JAG Workforce Training Program Comes to Connecticut
What do the American Staffing Association, AT&T, McDonalds, ten state governors, numerous heads of Labor and Education departments, hundreds of school leaders, and thousands of students have in common?
All have experienced the success of Jobs for America’s Graduates, or JAG—a national dropout prevention and student leadership program that has demonstrated a unique and consistent ability to produce valuable workers and leaders.
“Often in education we do not explicitly teach the ‘habits of mind’ that students need,” says Steve Pynn, a retired New Haven educator now serving on JAG CT’s Advisory Board.
“JAG has figured out how to deliver and reinforce the knowledge and behavior that employers require, and give students the skills they need to be successful in postsecondary education and in an organization.”
JAG advocates and board members go beyond expressions of support.
Archer Daniels Midland will guarantee an interview to any JAG student. The ASA is partnering with JAG to connect member firms to hire JAG students, recruit them for careers, and volunteer in JAG Classrooms. Other board members support JAG with significant financial contributions; AT&T supported JAG’s launch in 2014 and addition of Hartford Public High School this January.
The model is centered on a caring adult—a trained specialist, employed by JAG—who works with a small cohort of students over an extended period of time.

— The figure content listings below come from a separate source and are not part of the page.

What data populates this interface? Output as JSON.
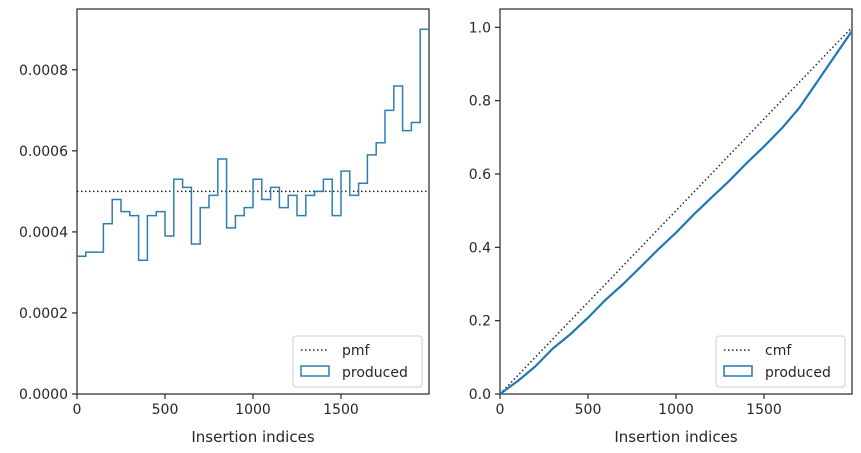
{
  "chart_data": [
    {
      "type": "step-histogram",
      "xlabel": "Insertion indices",
      "ylabel": "",
      "xlim": [
        0,
        2000
      ],
      "ylim": [
        0,
        0.00095
      ],
      "xticks": [
        0,
        500,
        1000,
        1500
      ],
      "xtick_labels": [
        "0",
        "500",
        "1000",
        "1500"
      ],
      "yticks": [
        0,
        0.0002,
        0.0004,
        0.0006,
        0.0008
      ],
      "ytick_labels": [
        "0.0000",
        "0.0002",
        "0.0004",
        "0.0006",
        "0.0008"
      ],
      "grid": false,
      "legend_position": "lower right",
      "reference_line": {
        "name": "pmf",
        "style": "dotted",
        "y": 0.0005
      },
      "series": [
        {
          "name": "produced",
          "color": "#2f7fad",
          "bin_width": 50,
          "bin_start": 0,
          "values": [
            0.00034,
            0.00035,
            0.00035,
            0.00042,
            0.00048,
            0.00045,
            0.00044,
            0.00033,
            0.00044,
            0.00045,
            0.00039,
            0.00053,
            0.00051,
            0.00037,
            0.00046,
            0.00049,
            0.00058,
            0.00041,
            0.00044,
            0.00046,
            0.00053,
            0.00048,
            0.00051,
            0.00046,
            0.00049,
            0.00044,
            0.00049,
            0.0005,
            0.00053,
            0.00044,
            0.00055,
            0.00049,
            0.00052,
            0.00059,
            0.00062,
            0.0007,
            0.00076,
            0.00065,
            0.00067,
            0.0009
          ]
        }
      ]
    },
    {
      "type": "line",
      "xlabel": "Insertion indices",
      "ylabel": "",
      "xlim": [
        0,
        2000
      ],
      "ylim": [
        0,
        1.05
      ],
      "xticks": [
        0,
        500,
        1000,
        1500
      ],
      "xtick_labels": [
        "0",
        "500",
        "1000",
        "1500"
      ],
      "yticks": [
        0,
        0.2,
        0.4,
        0.6,
        0.8,
        1.0
      ],
      "ytick_labels": [
        "0.0",
        "0.2",
        "0.4",
        "0.6",
        "0.8",
        "1.0"
      ],
      "grid": false,
      "legend_position": "lower right",
      "reference_line": {
        "name": "cmf",
        "style": "dotted",
        "x": [
          0,
          2000
        ],
        "y": [
          0,
          1.0
        ]
      },
      "series": [
        {
          "name": "produced",
          "color": "#1f77b4",
          "x": [
            0,
            100,
            200,
            300,
            400,
            500,
            600,
            700,
            800,
            900,
            1000,
            1100,
            1200,
            1300,
            1400,
            1500,
            1600,
            1700,
            1800,
            1900,
            2000
          ],
          "y": [
            0.0,
            0.035,
            0.075,
            0.124,
            0.163,
            0.208,
            0.257,
            0.3,
            0.347,
            0.395,
            0.44,
            0.489,
            0.535,
            0.58,
            0.629,
            0.675,
            0.724,
            0.78,
            0.85,
            0.92,
            0.99
          ]
        }
      ]
    }
  ]
}
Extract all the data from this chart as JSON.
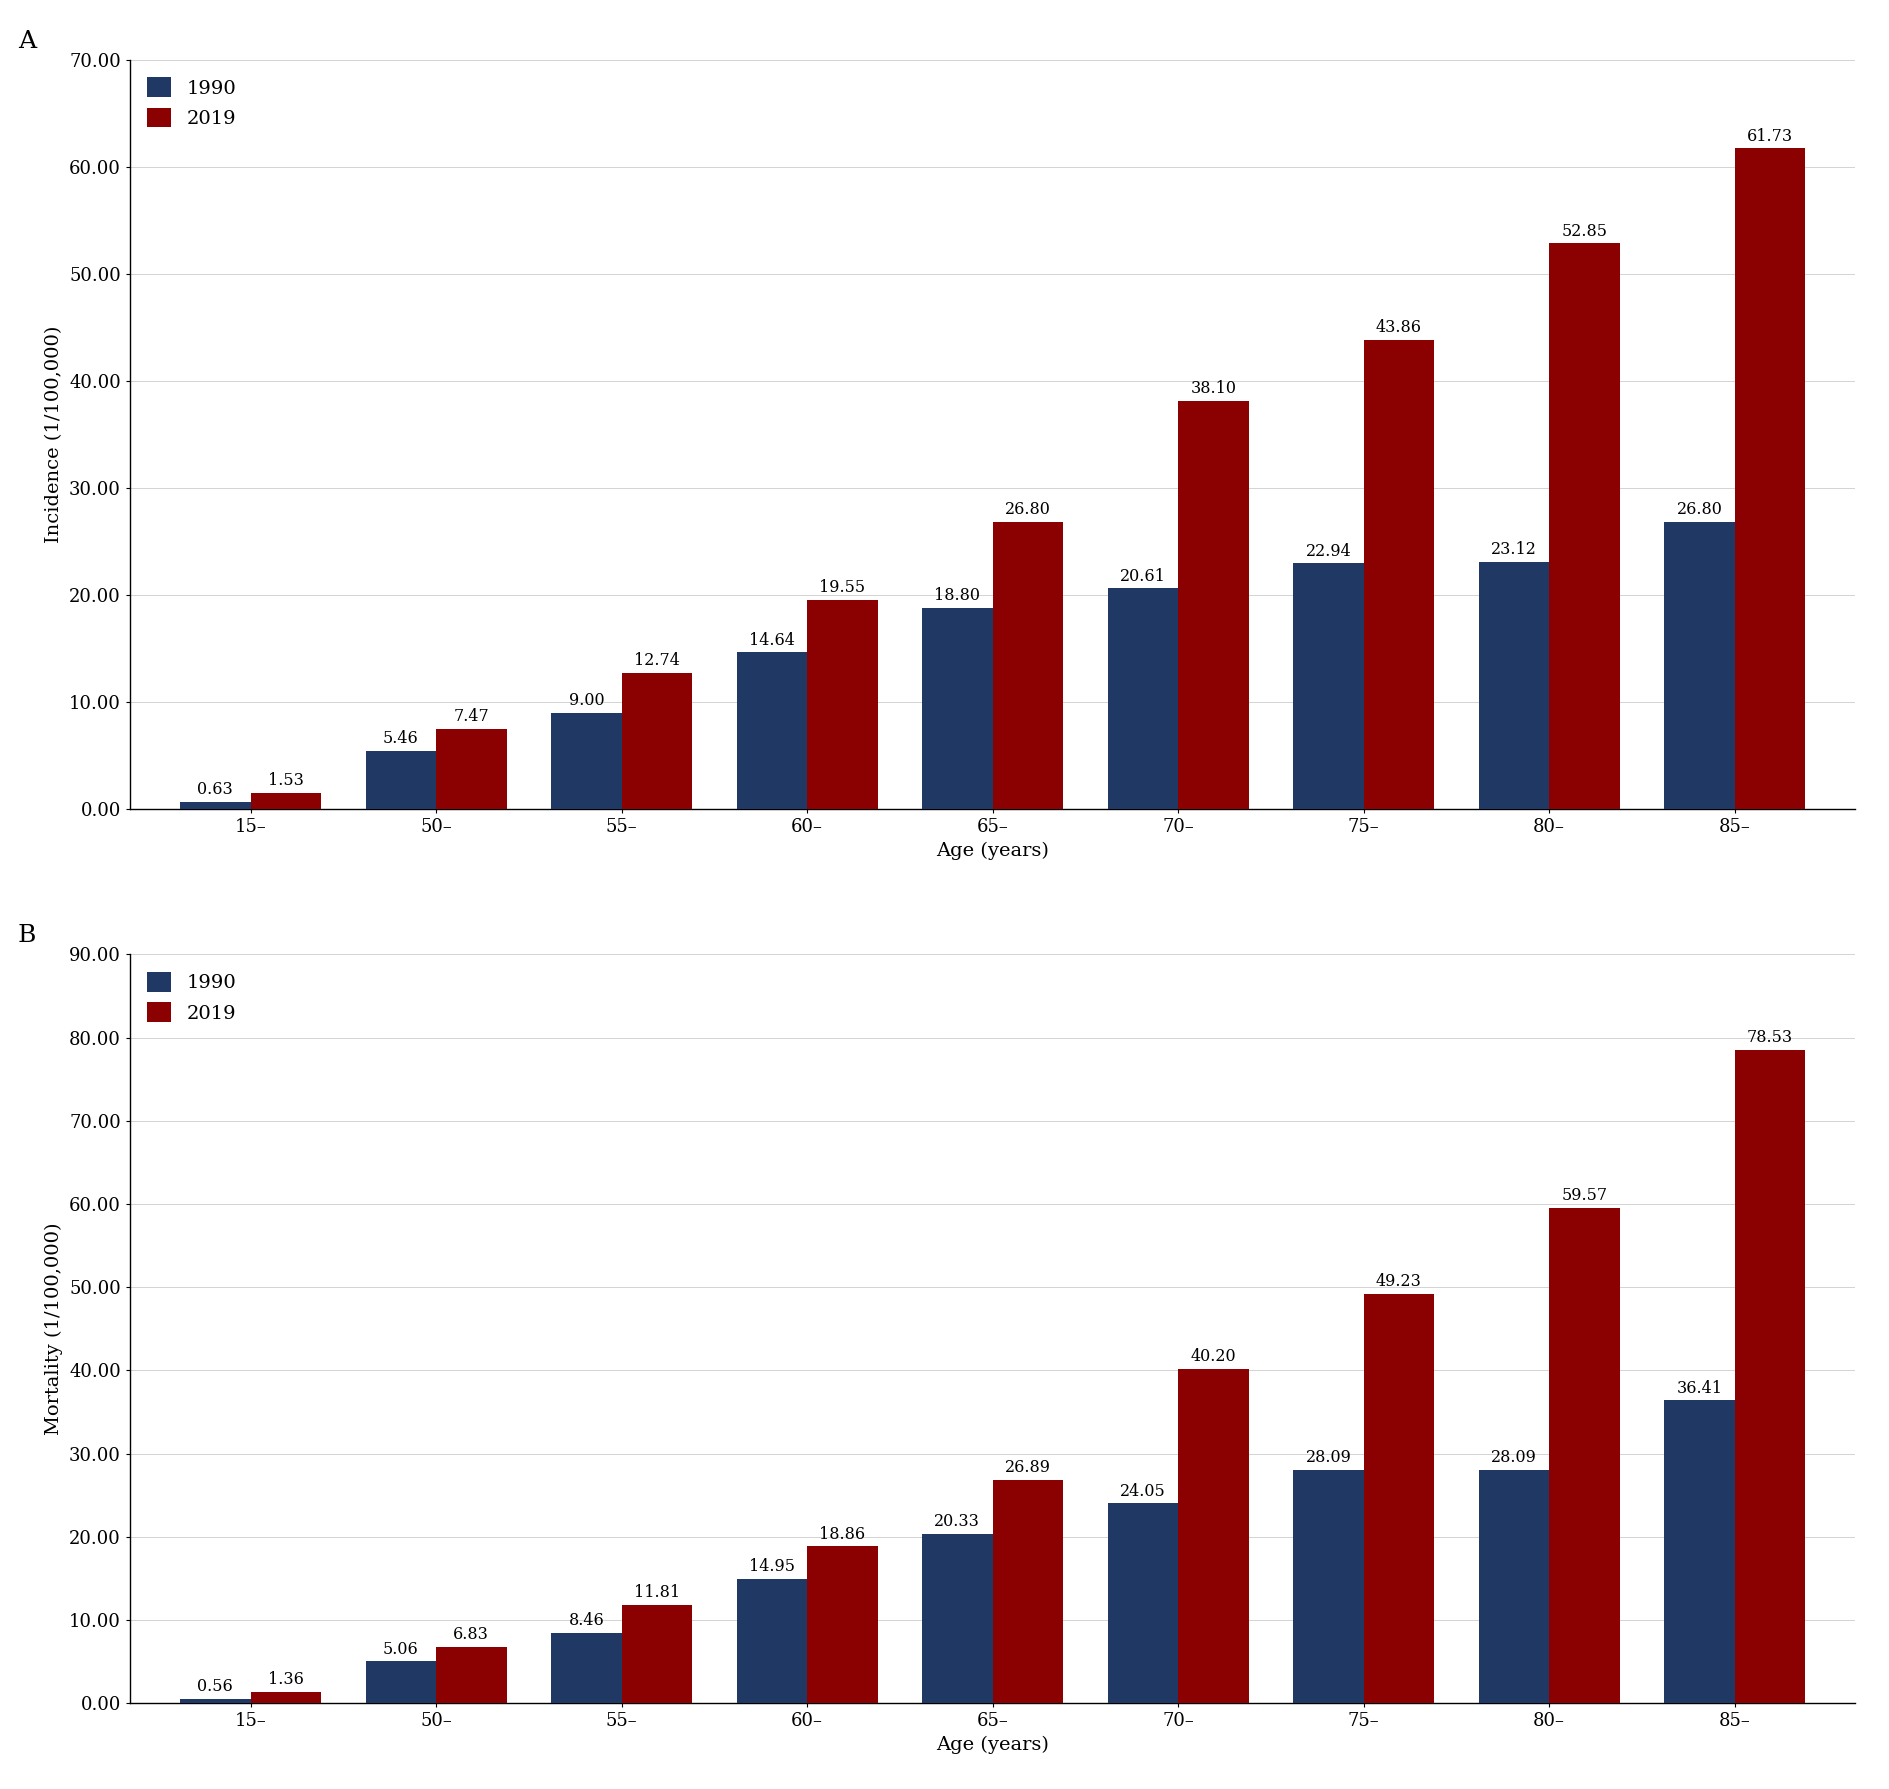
{
  "panel_A": {
    "label": "A",
    "categories": [
      "15–",
      "50–",
      "55–",
      "60–",
      "65–",
      "70–",
      "75–",
      "80–",
      "85–"
    ],
    "values_1990": [
      0.63,
      5.46,
      9.0,
      14.64,
      18.8,
      20.61,
      22.94,
      23.12,
      26.8
    ],
    "values_2019": [
      1.53,
      7.47,
      12.74,
      19.55,
      26.8,
      38.1,
      43.86,
      52.85,
      61.73
    ],
    "labels_1990": [
      "0.63",
      "5.46",
      "9.00",
      "14.64",
      "18.80",
      "20.61",
      "22.94",
      "23.12",
      "26.80"
    ],
    "labels_2019": [
      "1.53",
      "7.47",
      "12.74",
      "19.55",
      "26.80",
      "38.10",
      "43.86",
      "52.85",
      "61.73"
    ],
    "ylabel": "Incidence (1/100,000)",
    "xlabel": "Age (years)",
    "ylim": [
      0,
      70
    ],
    "yticks": [
      0,
      10,
      20,
      30,
      40,
      50,
      60,
      70
    ],
    "ytick_labels": [
      "0.00",
      "10.00",
      "20.00",
      "30.00",
      "40.00",
      "50.00",
      "60.00",
      "70.00"
    ]
  },
  "panel_B": {
    "label": "B",
    "categories": [
      "15–",
      "50–",
      "55–",
      "60–",
      "65–",
      "70–",
      "75–",
      "80–",
      "85–"
    ],
    "values_1990": [
      0.56,
      5.06,
      8.46,
      14.95,
      20.33,
      24.05,
      28.09,
      28.09,
      36.41
    ],
    "values_2019": [
      1.36,
      6.83,
      11.81,
      18.86,
      26.89,
      40.2,
      49.23,
      59.57,
      78.53
    ],
    "labels_1990": [
      "0.56",
      "5.06",
      "8.46",
      "14.95",
      "20.33",
      "24.05",
      "28.09",
      "28.09",
      "36.41"
    ],
    "labels_2019": [
      "1.36",
      "6.83",
      "11.81",
      "18.86",
      "26.89",
      "40.20",
      "49.23",
      "59.57",
      "78.53"
    ],
    "ylabel": "Mortality (1/100,000)",
    "xlabel": "Age (years)",
    "ylim": [
      0,
      90
    ],
    "yticks": [
      0,
      10,
      20,
      30,
      40,
      50,
      60,
      70,
      80,
      90
    ],
    "ytick_labels": [
      "0.00",
      "10.00",
      "20.00",
      "30.00",
      "40.00",
      "50.00",
      "60.00",
      "70.00",
      "80.00",
      "90.00"
    ]
  },
  "color_1990": "#1f3864",
  "color_2019": "#8b0000",
  "bar_width": 0.38,
  "background_color": "#ffffff",
  "label_fontsize": 14,
  "axis_label_fontsize": 14,
  "tick_fontsize": 13,
  "bar_label_fontsize": 11.5,
  "panel_label_fontsize": 18
}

JAG forges a deep partnership with school districts, and JAG is offered as an elective credit course, teaching 37 competencies that have been validated by employers.
Each specialist also serves as a counselor, career advisor, and job developer, as well as advisor to the student-led Career Association, in which students elect leaders and carry out community service projects to reinforce skills learned.
JAG was founded 35 years ago in Delaware, when the governor and education leaders began a small program to combat dropouts.
Today JAG serves students in 32 states and offers rigorous data collection and accountability systems.
JAG came to Connecticut in late 2014 and is now offered in seven high schools in Hartford, New Haven, East Hartford, Manchester, and New Britain.
More than 200 students are enrolled and more are in follow-up.
These students are available for employment, both during and after high school, and come with the support of their specialist, who acts as a liaison and offers continued support to both employer and student.
Goals are high school graduation, a quality job, and continuing education and wage growth. JAG services continue for 12 months after high school graduation.
The program seeks to serve students who are at risk of dropping out and who will benefit from JAG’s leadership training, curriculum and support.
Goals are high school graduation, a quality job, and continuing education and wage growth.
“Businesses are combating skills gap challenges with long-term implication for the U.S. economy and competitiveness,” says ASA President and CEO Richard Wahlquist, announcing his organization’s partnership with JAG. “JAG helps address this critical workforce obstacle.”
“There is no need for schools to go back and figure out exactly how to impart this to students,” Pynn added. “JAG knows how to do this, and can quickly and effectively change the trajectory for these students and deliver adults who can succeed in the workplace.”
JAG CT is a program of the Hartford Consortium for Higher Education, and is funded by the state Departments of Labor, Education, Correction, Social Services, Children and Families, Economic Development, and the Court Support Services Division.